Social Security Fund IRR figuresSocial Security Fund IRR figures
Produced by the Freedom of Information officeAuthored by Employment, Social Security and Housing and published on
22 September 2025.Prepared internally, no external costs.
Request 742844288
Provide the detailed IRR figures showing all assumptions. I wish to check whether it includes- realistic exit value accounting for depreciation, capital reserves for future repairs, lease terms and tenant risk. I can then run a sensitivity analysis to see how IRR changes with different assumptions.
Response
Calculation of IRR
The latest IRR estimates for the Local Infrastructure investment of the Social Security (Reserve) Fund (SSR) are included below.

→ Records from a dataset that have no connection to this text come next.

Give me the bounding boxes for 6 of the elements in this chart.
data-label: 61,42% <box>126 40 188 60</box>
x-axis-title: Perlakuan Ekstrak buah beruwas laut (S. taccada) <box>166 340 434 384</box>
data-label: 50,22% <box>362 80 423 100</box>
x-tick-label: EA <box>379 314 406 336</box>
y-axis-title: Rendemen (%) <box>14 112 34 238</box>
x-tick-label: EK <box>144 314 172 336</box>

Key points underpinning the IRR calculation are as follows:
• The New Office Building will be rented by the Government of Jersey (GoJ) under a fixed contract for a 25 year period, with annual rental rises linked to Jersey inflation.
• The opening annualised rental cost of the building will be £3,800,000.
• The investment commenced in mid-2025, rental payments will be uplifted by inflation at the end of each calendar year.
• Costs of £30,000, uplifted annually by inflation, have been assumed for investment monitoring and administration, but will only be spent if required.
• The contract puts all obligations for repairs, maintenance and insurance on the GoJ as tenant, no further costs are expected or projected for SSR.
• The Tenant is to reinstate the property at the end of the term to "Cat A" specification.
• GoJ will retain an option to repurchase the land and building at the end of the 25 year arrangement for a sum equal to that required for the project IRR in totality to equal average RPI over the period +3% (the target return of the Fund), this option is projected to be exercised.
• Inflation assumptions are modelled based on FPP capital assumptions.
• The projected is expected to meet the target return of RPI+3% with very low risk, while generating a steady cash yield and low-price volatility, but also provide positive externalities for local residents through a centralised modern office.
• The arrangement was based upon and closely mirrors the commercial terms of the build and leaseback arrangements offered by a third party.
The cash flows applied to generate the RPI of RPI+3% are included in the attached table below (using most recent estimates):
Freedom of Information response 742844288 - Attachment.pdf
Commentary on governance and the approval process:
The local infrastructure investment is not standalone and operates as part of a diversified portfolio. This asset is projected to generate steady cash yields, provide direct linkage to Jersey inflation, and stable valuations, complimenting the higher risk/return assets which continue to make up a significant proportion of the strategic allocation of the Fund. Care has been taken to ensure diversification of the Fund is not compromised and the investment strategy sets a maximum of 5% of the Fund which may be invested in Jersey, except where a Jersey company is part of an established index. This is to ensure that the assets are diversified away from the effects of Jersey's economy.
To ensure independence, the draft investment terms were reviewed by the Treasury Advisory Panel, who provided an independent assessment of their suitability in relation to the investment objectives of the Social Security (Reserve) Fund, and recommended the updated investment strategy and inclusion of the asset. The updated investment strategy including the infrastructure investments were then presented to and approved by the Treasury Minister and were subject to consultation with Minister for Social Security, both of whom supported the proposed investment.
Finally, to ensure full transparency the proposed investment was included in the Budget 2025 and specifically debated and approved by the States Assembly.